Emerging Market Fixed Income: Focusing on Flows

2013 was not a good year for performance in emerging markets (EM), emerging market fixed income or fixed income in general, outside of U.S. high yield. Interest rates rose, EM currencies generally weakened against the U.S. dollar, and investors were more upbeat about prospects in the developed world than those in the emerging world.

While we will provide a more in-depth analysis of specific emerging markets in an upcoming blog post, we thought it might be useful to put 2013 in context of money flows to potentially understand where the market is positioned at the beginning of 2014. Simply put, when there are more sellers than buyers, prices tend to fall. At the most basic level, flows can be a driver of asset prices.

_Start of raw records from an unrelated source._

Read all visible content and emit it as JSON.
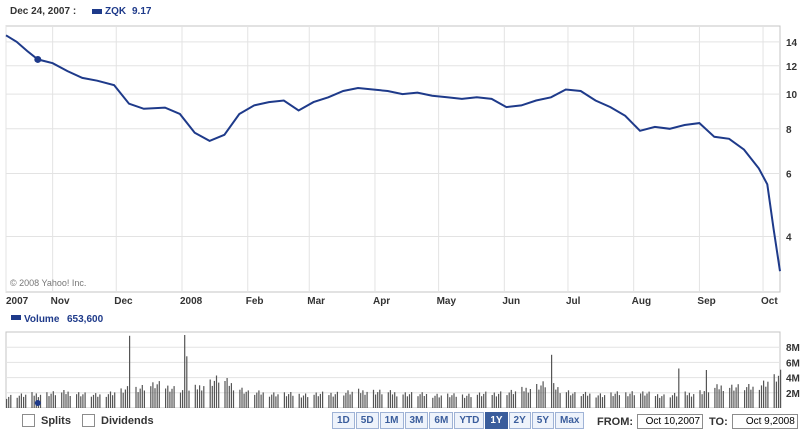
{
  "header": {
    "date": "Dec 24, 2007 :",
    "ticker": "ZQK",
    "value": "9.17",
    "series_color": "#1e3a8a"
  },
  "copyright": "© 2008 Yahoo! Inc.",
  "volume_header": {
    "label": "Volume",
    "value": "653,600"
  },
  "controls": {
    "splits_label": "Splits",
    "dividends_label": "Dividends",
    "ranges": [
      "1D",
      "5D",
      "1M",
      "3M",
      "6M",
      "YTD",
      "1Y",
      "2Y",
      "5Y",
      "Max"
    ],
    "active_range": "1Y",
    "from_label": "FROM:",
    "from_value": "Oct 10,2007",
    "to_label": "TO:",
    "to_value": "Oct 9,2008"
  },
  "chart_data": [
    {
      "type": "line",
      "title": "",
      "series": [
        {
          "name": "ZQK",
          "x": [
            "2007-10-10",
            "2007-10-15",
            "2007-10-20",
            "2007-10-25",
            "2007-11-01",
            "2007-11-08",
            "2007-11-15",
            "2007-11-22",
            "2007-11-30",
            "2007-12-07",
            "2007-12-14",
            "2007-12-24",
            "2007-12-31",
            "2008-01-07",
            "2008-01-14",
            "2008-01-21",
            "2008-01-28",
            "2008-02-04",
            "2008-02-11",
            "2008-02-18",
            "2008-02-25",
            "2008-03-03",
            "2008-03-10",
            "2008-03-17",
            "2008-03-24",
            "2008-03-31",
            "2008-04-07",
            "2008-04-14",
            "2008-04-21",
            "2008-04-28",
            "2008-05-05",
            "2008-05-12",
            "2008-05-19",
            "2008-05-26",
            "2008-06-02",
            "2008-06-09",
            "2008-06-16",
            "2008-06-23",
            "2008-06-30",
            "2008-07-07",
            "2008-07-14",
            "2008-07-21",
            "2008-07-28",
            "2008-08-04",
            "2008-08-11",
            "2008-08-18",
            "2008-08-25",
            "2008-09-01",
            "2008-09-08",
            "2008-09-15",
            "2008-09-22",
            "2008-09-29",
            "2008-10-03",
            "2008-10-06",
            "2008-10-09"
          ],
          "values": [
            14.6,
            14.0,
            13.2,
            12.5,
            12.2,
            11.6,
            11.1,
            10.9,
            10.6,
            9.4,
            9.1,
            9.17,
            8.8,
            7.8,
            7.4,
            7.7,
            8.8,
            9.3,
            9.5,
            9.6,
            9.0,
            9.5,
            9.8,
            10.2,
            10.4,
            10.3,
            10.2,
            10.0,
            10.1,
            9.9,
            9.8,
            9.7,
            9.8,
            9.7,
            9.2,
            9.3,
            9.6,
            9.8,
            10.3,
            10.2,
            9.6,
            9.2,
            8.7,
            7.9,
            8.1,
            8.0,
            8.2,
            8.3,
            7.6,
            7.5,
            7.0,
            6.2,
            5.6,
            4.2,
            3.2
          ]
        }
      ],
      "xaxis_labels": [
        "2007",
        "Nov",
        "Dec",
        "2008",
        "Feb",
        "Mar",
        "Apr",
        "May",
        "Jun",
        "Jul",
        "Aug",
        "Sep",
        "Oct"
      ],
      "yaxis_ticks": [
        4,
        6,
        8,
        10,
        12,
        14
      ],
      "ylim": [
        2.8,
        15.5
      ],
      "log_scale": true,
      "grid": true
    },
    {
      "type": "bar",
      "title": "",
      "series": [
        {
          "name": "Volume",
          "x": [
            "2007-10-10",
            "2007-10-25",
            "2007-11-08",
            "2007-11-22",
            "2007-12-06",
            "2007-12-20",
            "2008-01-04",
            "2008-01-18",
            "2008-02-01",
            "2008-02-15",
            "2008-02-29",
            "2008-03-14",
            "2008-03-28",
            "2008-04-11",
            "2008-04-25",
            "2008-05-09",
            "2008-05-23",
            "2008-06-06",
            "2008-06-20",
            "2008-07-04",
            "2008-07-18",
            "2008-08-01",
            "2008-08-15",
            "2008-08-29",
            "2008-09-12",
            "2008-09-26",
            "2008-10-09"
          ],
          "values": [
            1500000,
            1800000,
            2000000,
            1600000,
            2400000,
            3000000,
            2200000,
            3800000,
            2000000,
            1800000,
            1700000,
            1900000,
            2200000,
            1900000,
            1700000,
            1600000,
            1800000,
            2100000,
            3100000,
            1800000,
            1700000,
            2000000,
            1600000,
            1900000,
            2800000,
            2600000,
            4200000
          ]
        }
      ],
      "peaks": [
        {
          "x": "2007-12-07",
          "value": 9500000
        },
        {
          "x": "2008-01-02",
          "value": 9600000
        },
        {
          "x": "2008-01-03",
          "value": 6800000
        },
        {
          "x": "2008-06-23",
          "value": 7000000
        },
        {
          "x": "2008-08-22",
          "value": 5200000
        },
        {
          "x": "2008-09-04",
          "value": 5000000
        }
      ],
      "yaxis_ticks": [
        "2M",
        "4M",
        "6M",
        "8M"
      ],
      "ylim": [
        0,
        10000000
      ],
      "grid": true
    }
  ]
}
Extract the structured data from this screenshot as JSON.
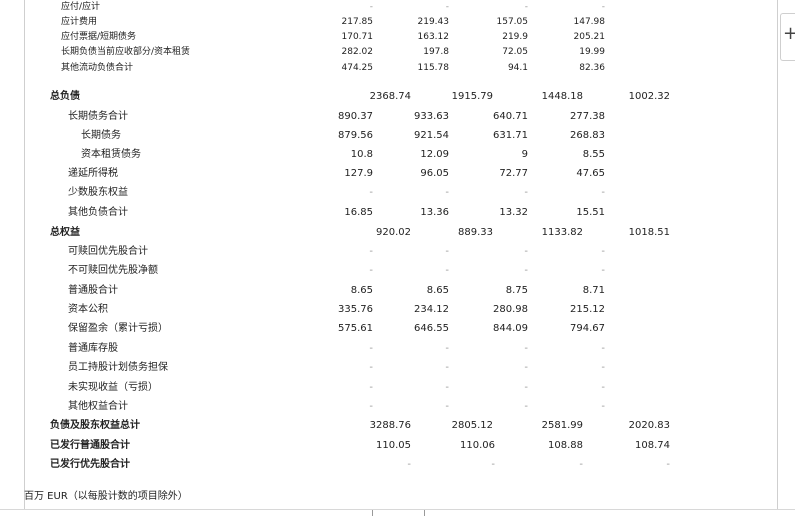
{
  "rows": [
    {
      "label": "应付/应计",
      "values": [
        "-",
        "-",
        "-",
        "-",
        ""
      ],
      "style": "small",
      "indent": 1
    },
    {
      "label": "应计费用",
      "values": [
        "217.85",
        "219.43",
        "157.05",
        "147.98",
        ""
      ],
      "style": "small",
      "indent": 1
    },
    {
      "label": "应付票据/短期债务",
      "values": [
        "170.71",
        "163.12",
        "219.9",
        "205.21",
        ""
      ],
      "style": "small",
      "indent": 1
    },
    {
      "label": "长期负债当前应收部分/资本租赁",
      "values": [
        "282.02",
        "197.8",
        "72.05",
        "19.99",
        ""
      ],
      "style": "small",
      "indent": 1
    },
    {
      "label": "其他流动负债合计",
      "values": [
        "474.25",
        "115.78",
        "94.1",
        "82.36",
        ""
      ],
      "style": "small",
      "indent": 1
    },
    {
      "label": "总负债",
      "values": [
        "2368.74",
        "1915.79",
        "1448.18",
        "1002.32"
      ],
      "style": "bold-shift",
      "indent": 0
    },
    {
      "label": "长期债务合计",
      "values": [
        "890.37",
        "933.63",
        "640.71",
        "277.38",
        ""
      ],
      "style": "normal",
      "indent": 1
    },
    {
      "label": "长期债务",
      "values": [
        "879.56",
        "921.54",
        "631.71",
        "268.83",
        ""
      ],
      "style": "normal",
      "indent": 2
    },
    {
      "label": "资本租赁债务",
      "values": [
        "10.8",
        "12.09",
        "9",
        "8.55",
        ""
      ],
      "style": "normal",
      "indent": 2
    },
    {
      "label": "递延所得税",
      "values": [
        "127.9",
        "96.05",
        "72.77",
        "47.65",
        ""
      ],
      "style": "normal",
      "indent": 1
    },
    {
      "label": "少数股东权益",
      "values": [
        "-",
        "-",
        "-",
        "-",
        ""
      ],
      "style": "normal",
      "indent": 1
    },
    {
      "label": "其他负债合计",
      "values": [
        "16.85",
        "13.36",
        "13.32",
        "15.51",
        ""
      ],
      "style": "normal",
      "indent": 1
    },
    {
      "label": "总权益",
      "values": [
        "920.02",
        "889.33",
        "1133.82",
        "1018.51"
      ],
      "style": "bold-shift",
      "indent": 0
    },
    {
      "label": "可赎回优先股合计",
      "values": [
        "-",
        "-",
        "-",
        "-",
        ""
      ],
      "style": "normal",
      "indent": 1
    },
    {
      "label": "不可赎回优先股净额",
      "values": [
        "-",
        "-",
        "-",
        "-",
        ""
      ],
      "style": "normal",
      "indent": 1
    },
    {
      "label": "普通股合计",
      "values": [
        "8.65",
        "8.65",
        "8.75",
        "8.71",
        ""
      ],
      "style": "normal",
      "indent": 1
    },
    {
      "label": "资本公积",
      "values": [
        "335.76",
        "234.12",
        "280.98",
        "215.12",
        ""
      ],
      "style": "normal",
      "indent": 1
    },
    {
      "label": "保留盈余（累计亏损）",
      "values": [
        "575.61",
        "646.55",
        "844.09",
        "794.67",
        ""
      ],
      "style": "normal",
      "indent": 1
    },
    {
      "label": "普通库存股",
      "values": [
        "-",
        "-",
        "-",
        "-",
        ""
      ],
      "style": "normal",
      "indent": 1
    },
    {
      "label": "员工持股计划债务担保",
      "values": [
        "-",
        "-",
        "-",
        "-",
        ""
      ],
      "style": "normal",
      "indent": 1
    },
    {
      "label": "未实现收益（亏损）",
      "values": [
        "-",
        "-",
        "-",
        "-",
        ""
      ],
      "style": "normal",
      "indent": 1
    },
    {
      "label": "其他权益合计",
      "values": [
        "-",
        "-",
        "-",
        "-",
        ""
      ],
      "style": "normal",
      "indent": 1
    },
    {
      "label": "负债及股东权益总计",
      "values": [
        "3288.76",
        "2805.12",
        "2581.99",
        "2020.83"
      ],
      "style": "bold-shift",
      "indent": 0
    },
    {
      "label": "已发行普通股合计",
      "values": [
        "110.05",
        "110.06",
        "108.88",
        "108.74"
      ],
      "style": "bold-shift2",
      "indent": 0
    },
    {
      "label": "已发行优先股合计",
      "values": [
        "-",
        "-",
        "-",
        "-"
      ],
      "style": "bold-shift2",
      "indent": 0
    }
  ],
  "footer": {
    "unit_note": "百万 EUR（以每股计数的项目除外）"
  },
  "ui": {
    "add_sheet_symbol": "+"
  }
}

According to J.P. Morgan, in 2013 flows into emerging market fixed income occurred at the slowest pace since the global financial crisis. All told, only $9.7 billion flowed into dedicated emerging market fixed income strategies last year, well below the $40 billion historical average run rate1. On the WisdomTree front, the Asia Local Debt Fund (ALD), Emerging Markets Local Debt Fund (ELD) and the Emerging Markets Corporate Bond Fund (EMCB) had net inflows of only $84 million2.

However, some interesting and noteworthy trends emerged in 2013 for the asset class. The wide-scale redemptions of emerging market debt generally occurred from retail investors ($9 billion in outflows), whereas many institutional clients took advantage of the increase in relative yields to reduce structural underweights to EM debt. All told, institutional accounts accumulated an estimated $20 billion of emerging market debt in 20133.

In spite of the disappointing 2013 performance, there were a few additional bright spots that emerged from the emerging markets. Emerging market corporations came to market last year with a new record annual issuance of $359 billion4. Again, it was predominantly institutional investors that were taking down this record supply.